Under the new laws, prosecutors would need to prove that defendants abused power for their own benefit, or for that of a close relative. In addition, any case involving less than the equivalent of $475, the minimum monthly wage, would be exempt from criminal prosecution; maximum jail sentences for abuse of office would be lowered to five years from seven; and convicts older than 60 would serve only one-third of their sentences.
Leading figures in the government say the changes aim to stop abuses by the judiciary, but many contend that the goal is to weaken anti-corruption efforts. Romania has made strong efforts to rein in graft since it joined the European Union in 2007, but it is still considered one of the most corrupt states in the bloc.
Hundreds of abuse-of-office cases, some involving high-ranking politicians, are making their way through Romania’s courts, and they would most likely be affected by the new measures. They could have immediate implications for one case in particular: that of Liviu Dragnea, the leader of the governing Social Democratic Party, and the speaker of the lower house of Parliament.
Mr. Dragnea was found guilty on June 21 of abuse of office, after intervening to keep two of his party’s employees, who performed no state work, on the public payroll from 2006 to 2013, when he was a local council leader. The court sentenced Mr. Dragnea to three years and six months in jail, though the verdict is expected to be appealed.

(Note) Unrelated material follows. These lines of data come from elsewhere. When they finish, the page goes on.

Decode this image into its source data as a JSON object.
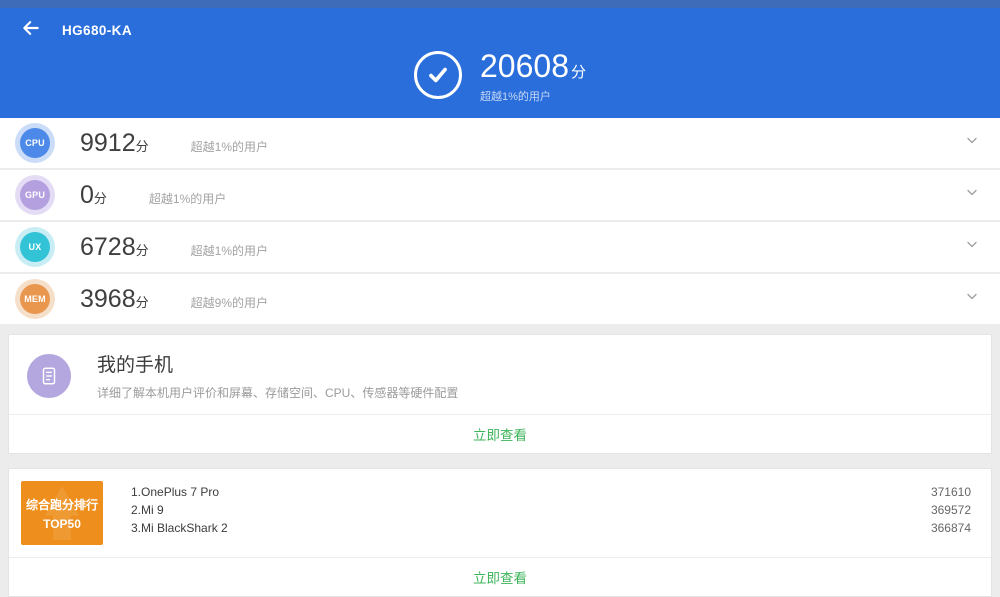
{
  "header": {
    "title": "HG680-KA",
    "score": "20608",
    "score_unit": "分",
    "score_note": "超越1%的用户"
  },
  "score_rows": [
    {
      "label": "CPU",
      "score": "9912",
      "unit": "分",
      "note": "超越1%的用户",
      "color": "#4d89e8",
      "ring": "#cadcf8"
    },
    {
      "label": "GPU",
      "score": "0",
      "unit": "分",
      "note": "超越1%的用户",
      "color": "#b49fdf",
      "ring": "#e4dcf5"
    },
    {
      "label": "UX",
      "score": "6728",
      "unit": "分",
      "note": "超越1%的用户",
      "color": "#33c3d6",
      "ring": "#c8edf4"
    },
    {
      "label": "MEM",
      "score": "3968",
      "unit": "分",
      "note": "超越9%的用户",
      "color": "#e9964f",
      "ring": "#f6dfc9"
    }
  ],
  "my_phone": {
    "title": "我的手机",
    "subtitle": "详细了解本机用户评价和屏幕、存储空间、CPU、传感器等硬件配置",
    "action": "立即查看"
  },
  "ranking": {
    "badge_line1": "综合跑分排行",
    "badge_line2": "TOP50",
    "items": [
      {
        "label": "1.OnePlus 7 Pro",
        "score": "371610"
      },
      {
        "label": "2.Mi 9",
        "score": "369572"
      },
      {
        "label": "3.Mi BlackShark 2",
        "score": "366874"
      }
    ],
    "action": "立即查看"
  },
  "colors": {
    "header_blue": "#2a6edc",
    "status_bar_blue": "#3f6cb9",
    "action_green": "#3eb45a",
    "badge_orange": "#ee8e1c",
    "background_gray": "#ececec"
  }
}
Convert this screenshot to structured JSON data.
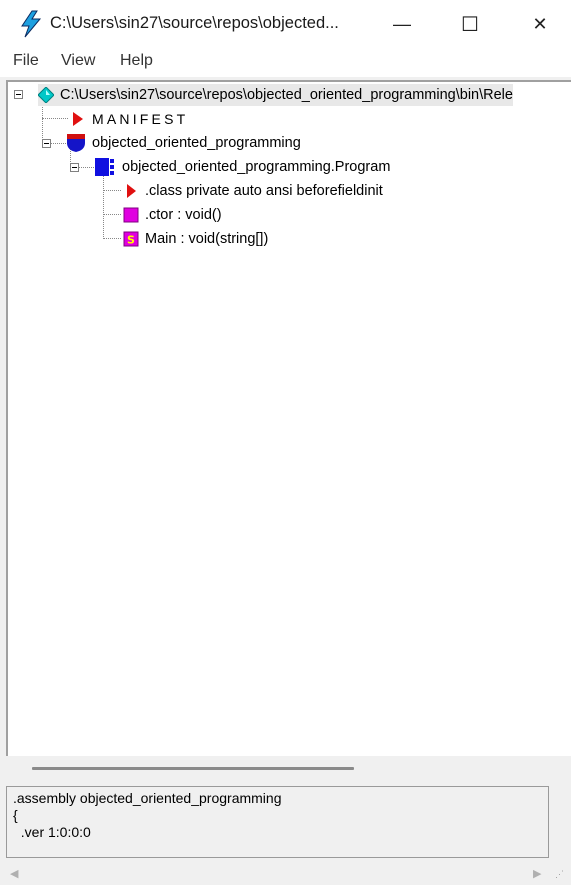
{
  "window": {
    "title": "C:\\Users\\sin27\\source\\repos\\objected...",
    "minimize_glyph": "—",
    "maximize_glyph": "☐",
    "close_glyph": "✕"
  },
  "menu": {
    "file": "File",
    "view": "View",
    "help": "Help"
  },
  "tree": {
    "root": "C:\\Users\\sin27\\source\\repos\\objected_oriented_programming\\bin\\Rele",
    "manifest": "MANIFEST",
    "namespace": "objected_oriented_programming",
    "class_name": "objected_oriented_programming.Program",
    "class_info": ".class private auto ansi beforefieldinit",
    "ctor": ".ctor : void()",
    "main": "Main : void(string[])"
  },
  "detail": {
    "line1": ".assembly objected_oriented_programming",
    "line2": "{",
    "line3": "  .ver 1:0:0:0"
  },
  "icons": {
    "app": "lightning-icon",
    "root": "assembly-diamond-icon",
    "manifest": "manifest-arrow-icon",
    "namespace": "namespace-shield-icon",
    "class": "class-icon",
    "class_info": "class-info-arrow-icon",
    "ctor": "method-icon",
    "main": "static-method-icon"
  },
  "colors": {
    "diamond": "#00c8c8",
    "red_arrow": "#e01010",
    "class_blue": "#1010e0",
    "method_magenta": "#e000e0"
  }
}
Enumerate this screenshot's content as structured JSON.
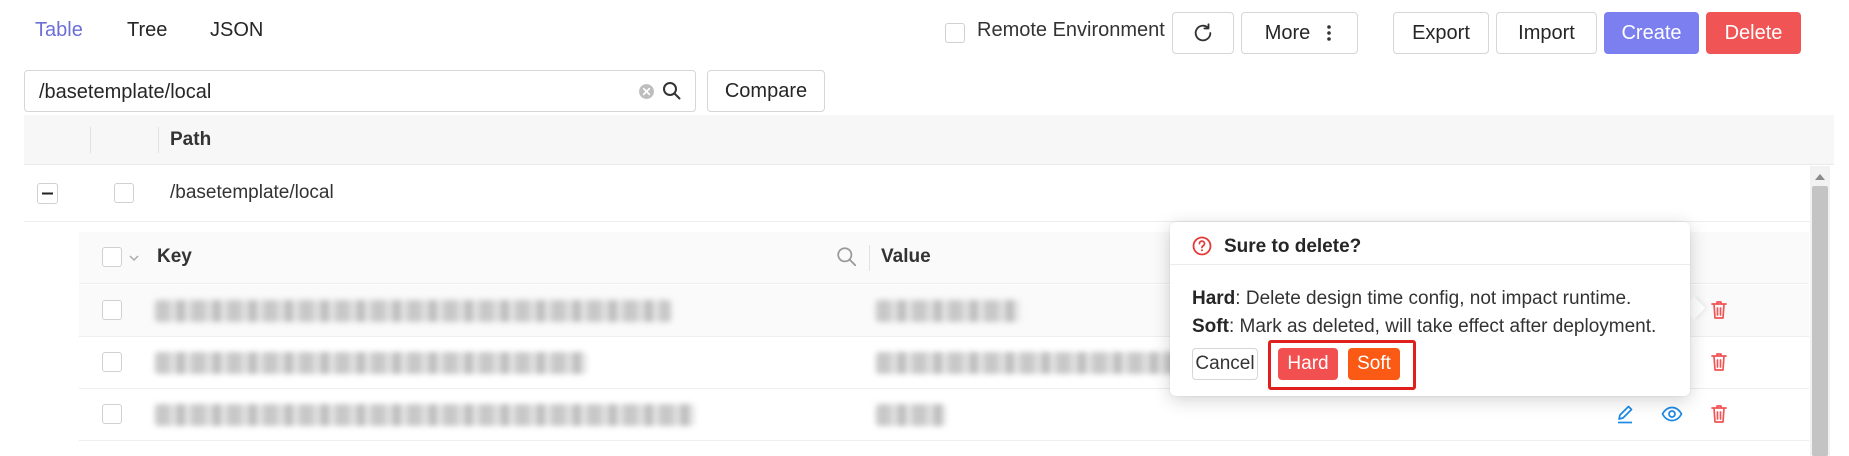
{
  "tabs": [
    {
      "label": "Table",
      "active": true
    },
    {
      "label": "Tree",
      "active": false
    },
    {
      "label": "JSON",
      "active": false
    }
  ],
  "toolbar": {
    "remote_env_label": "Remote Environment",
    "refresh_icon": "refresh-icon",
    "more_label": "More",
    "export_label": "Export",
    "import_label": "Import",
    "create_label": "Create",
    "delete_label": "Delete"
  },
  "search": {
    "value": "/basetemplate/local",
    "compare_label": "Compare"
  },
  "table": {
    "path_header": "Path",
    "group_path": "/basetemplate/local",
    "key_header": "Key",
    "value_header": "Value"
  },
  "popover": {
    "title": "Sure to delete?",
    "hard_term": "Hard",
    "hard_desc": ": Delete design time config, not impact runtime.",
    "soft_term": "Soft",
    "soft_desc": ": Mark as deleted, will take effect after deployment.",
    "cancel_label": "Cancel",
    "hard_label": "Hard",
    "soft_label": "Soft"
  },
  "colors": {
    "accent": "#7b7ff0",
    "danger": "#f05454",
    "soft_orange": "#fa5a14",
    "hard_red": "#f25050",
    "highlight": "#e0201e"
  }
}
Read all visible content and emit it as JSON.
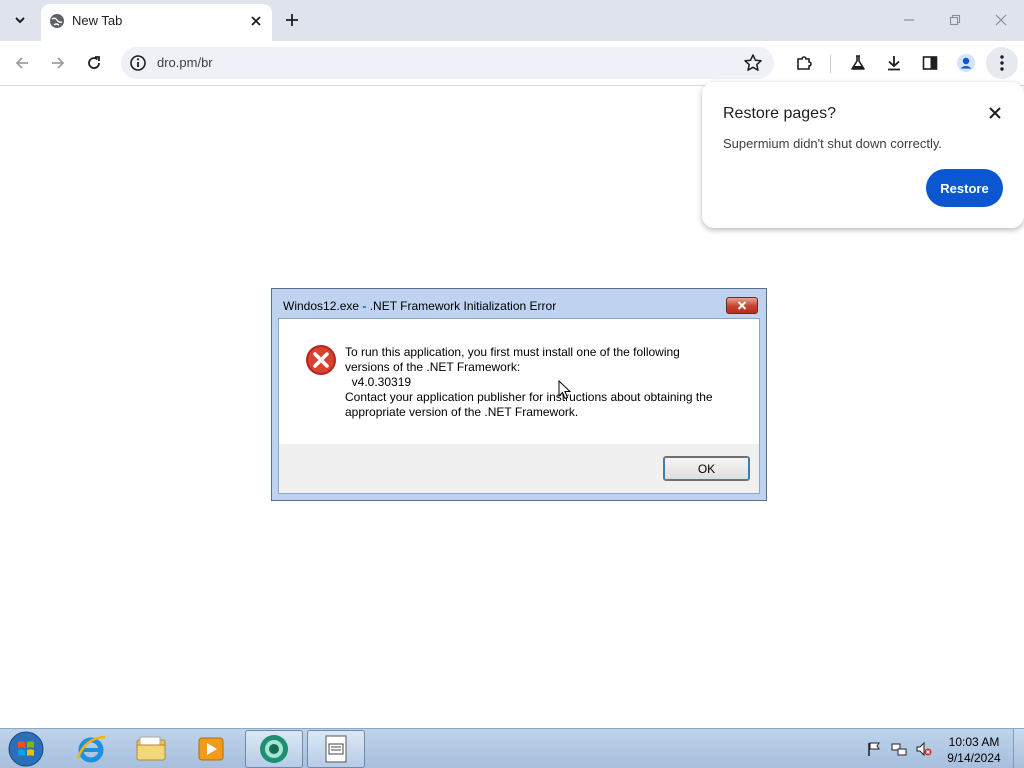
{
  "browser": {
    "tab": {
      "title": "New Tab"
    },
    "address": {
      "url": "dro.pm/br"
    }
  },
  "restore_popup": {
    "title": "Restore pages?",
    "message": "Supermium didn't shut down correctly.",
    "button_label": "Restore"
  },
  "error_dialog": {
    "title": "Windos12.exe - .NET Framework Initialization Error",
    "lines": [
      "To run this application, you first must install one of the following",
      "versions of the .NET Framework:",
      "  v4.0.30319",
      "Contact your application publisher for instructions about obtaining the",
      "appropriate version of the .NET Framework."
    ],
    "ok_label": "OK"
  },
  "taskbar": {
    "items": [
      "start",
      "internet-explorer",
      "windows-explorer",
      "media-player",
      "supermium-browser",
      "application-window"
    ],
    "clock": {
      "time": "10:03 AM",
      "date": "9/14/2024"
    }
  },
  "colors": {
    "accent": "#0b57d0",
    "tabstrip": "#dfe3eb",
    "dialog_frame": "#bdd3ef",
    "close_red": "#c7432e"
  }
}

Mr. Dragnea was previously given a two-year suspended sentence for electoral fraud.
Mr. Iohannis, the president, is a vocal proponent of Romania’s anti-corruption efforts. He is currently under pressure to fire the country’s chief anti-corruption prosecutor, Laura Codruta Kovesi, however, after the justice minister recommended her dismissal and the Constitutional Court ruled in May that he was unable to block the decision. So far, he has declined to act, which could pave the way for his suspension.
“Right now, the Social Democrats can use this moral upper hand to attack the president for not respecting the Constitutional Court decision, if he will react more against what they are doing right now,” said Radu Delicote, a strategist at the political consulting group Smartlink Communications. “The tensions are very high and things are reaching a boiling point,” he added.
Romania is also likely to face growing international pressure on the matter. Christian Wigand, the European Commission’s spokesman for rule of law, said in a statement sent to The New York Times that developments in the country were being followed closely.
“We will examine the final texts of the legislation for its compatibility with relevant E.U. law in the field of criminal justice and police cooperation and international standards,” he said. “As the guardian of treaties, we will not hesitate to take action where necessary to ensure such compatibility.”
Last month, the United States Embassy in Bucharest, along with 11 other Western embassies, issued a statement that read: “We, Romania’s international partners and allies, call on all parties involved in amending Romania’s criminal and criminal procedure codes to avoid changes that would weaken the rule of law or Romania’s ability to fight crime or corruption.”
With Romania’s government continuing to push forward with its measures, tensions are likely to rise further. “It’s going to be a very hot summer,” Mr. Delicote said, “and a very hard fall.”